The anti-CD11d treatment decreases expression of gp91^phox and iNOS in the lung at 24 and 72 h after a single moderate TBI and 72 h after the third of three mild repeated TBIs. gp91^phox (A) and iNOS (B) expression were identified by Western blotting in lung homogenates from sham-injured, 1B7-treated TBI and anti-CD11d treated TBI rats (n = 5 per group) and are expressed as ratios of the optical density/mm² of the gp91^phox and iNOS bands to the optical density/mm² of the corresponding β-actin bands.

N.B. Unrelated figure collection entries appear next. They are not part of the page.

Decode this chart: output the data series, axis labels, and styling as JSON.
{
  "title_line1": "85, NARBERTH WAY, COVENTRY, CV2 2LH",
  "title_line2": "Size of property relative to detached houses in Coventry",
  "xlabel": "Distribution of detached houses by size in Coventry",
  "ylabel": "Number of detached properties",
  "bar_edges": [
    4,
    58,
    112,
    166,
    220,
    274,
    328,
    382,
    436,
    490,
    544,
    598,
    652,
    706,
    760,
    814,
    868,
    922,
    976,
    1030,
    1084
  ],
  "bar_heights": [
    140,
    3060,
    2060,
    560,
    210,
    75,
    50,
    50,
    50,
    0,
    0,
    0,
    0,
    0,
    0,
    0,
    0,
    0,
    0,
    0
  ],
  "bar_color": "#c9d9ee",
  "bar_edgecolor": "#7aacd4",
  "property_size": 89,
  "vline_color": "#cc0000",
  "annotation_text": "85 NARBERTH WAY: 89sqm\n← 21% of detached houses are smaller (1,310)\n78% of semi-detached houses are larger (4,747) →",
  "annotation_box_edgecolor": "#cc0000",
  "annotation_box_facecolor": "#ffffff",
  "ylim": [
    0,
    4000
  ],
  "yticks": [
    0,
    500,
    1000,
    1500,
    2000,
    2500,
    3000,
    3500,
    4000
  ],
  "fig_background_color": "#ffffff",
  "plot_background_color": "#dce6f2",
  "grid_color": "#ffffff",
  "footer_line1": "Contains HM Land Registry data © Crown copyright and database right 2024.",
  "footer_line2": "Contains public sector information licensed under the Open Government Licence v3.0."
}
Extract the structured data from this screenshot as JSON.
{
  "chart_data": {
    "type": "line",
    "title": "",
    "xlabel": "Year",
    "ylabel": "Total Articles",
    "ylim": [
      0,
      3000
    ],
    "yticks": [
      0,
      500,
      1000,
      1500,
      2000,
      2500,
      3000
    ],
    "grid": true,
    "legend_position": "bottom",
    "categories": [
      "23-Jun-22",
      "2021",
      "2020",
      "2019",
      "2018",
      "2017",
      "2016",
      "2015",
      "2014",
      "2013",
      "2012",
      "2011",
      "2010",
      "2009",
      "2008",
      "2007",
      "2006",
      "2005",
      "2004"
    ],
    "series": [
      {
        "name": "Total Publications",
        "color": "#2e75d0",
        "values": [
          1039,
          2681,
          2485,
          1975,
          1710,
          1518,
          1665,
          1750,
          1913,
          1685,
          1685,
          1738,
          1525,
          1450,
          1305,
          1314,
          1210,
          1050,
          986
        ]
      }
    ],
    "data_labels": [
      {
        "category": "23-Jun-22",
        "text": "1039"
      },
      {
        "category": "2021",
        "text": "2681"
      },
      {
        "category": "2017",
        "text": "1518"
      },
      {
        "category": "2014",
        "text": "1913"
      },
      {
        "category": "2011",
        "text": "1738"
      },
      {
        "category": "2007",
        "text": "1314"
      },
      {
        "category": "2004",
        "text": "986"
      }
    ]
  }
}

Representative autoradiograms of Western blots of the gp91^phox and iNOS proteins are shown below the bar graphs. Figure format is as in Fig. 2B. *Significantly different from sham-injured; ^#significantly different from 1B7 controls.

Fig. 6

The anti-CD11d treatment decreases lipid peroxidation in the lung at 24 and 72 h after a single moderate TBI and 72 h after the third of three mild repeated TBI. A) Lipid peroxidation was assessed by the TBARS assay for malondialdehyde (MDA) and other aldehydes in lung homogenates from sham-injured, 1B7-treated TBI and anti-CD11d treated TBI rats. Numbers of rats per group are in Table 1. Figure format is as in Fig. 2A. B) Lipid peroxidation was also assayed by Western blotting for 4-hydroxynonenol (HNE)-bound proteins in these groups of rats (n = 5 per group). Format is as in Fig. 2B. Western blot illustrates an example of HNE-bound protein expression at several molecular weights. *Significantly different from sham-injured; ^#significantly different from 1B7 controls.

Fig. 7

The anti-CD11d treatment decreases expression of the cytoprotective transcription factor Nrf2 and of caspase-3 expression in the lung at 24 and 72 h after a single moderate TBI and 72 h after the third of three mild repeated TBI. Nrf2 (A) and caspase-3 (B) expression were identified by Western blotting in lung homogenates from sham-injured, 1B7-treated TBI and anti-CD11d treated TBI rats (n = 5 per group). Numbers of rats studied by immunostaining are in Table 1. Figure format is as in Fig. 2B. *Significantly different from uninjured; ^#significantly different from T4 SCI control.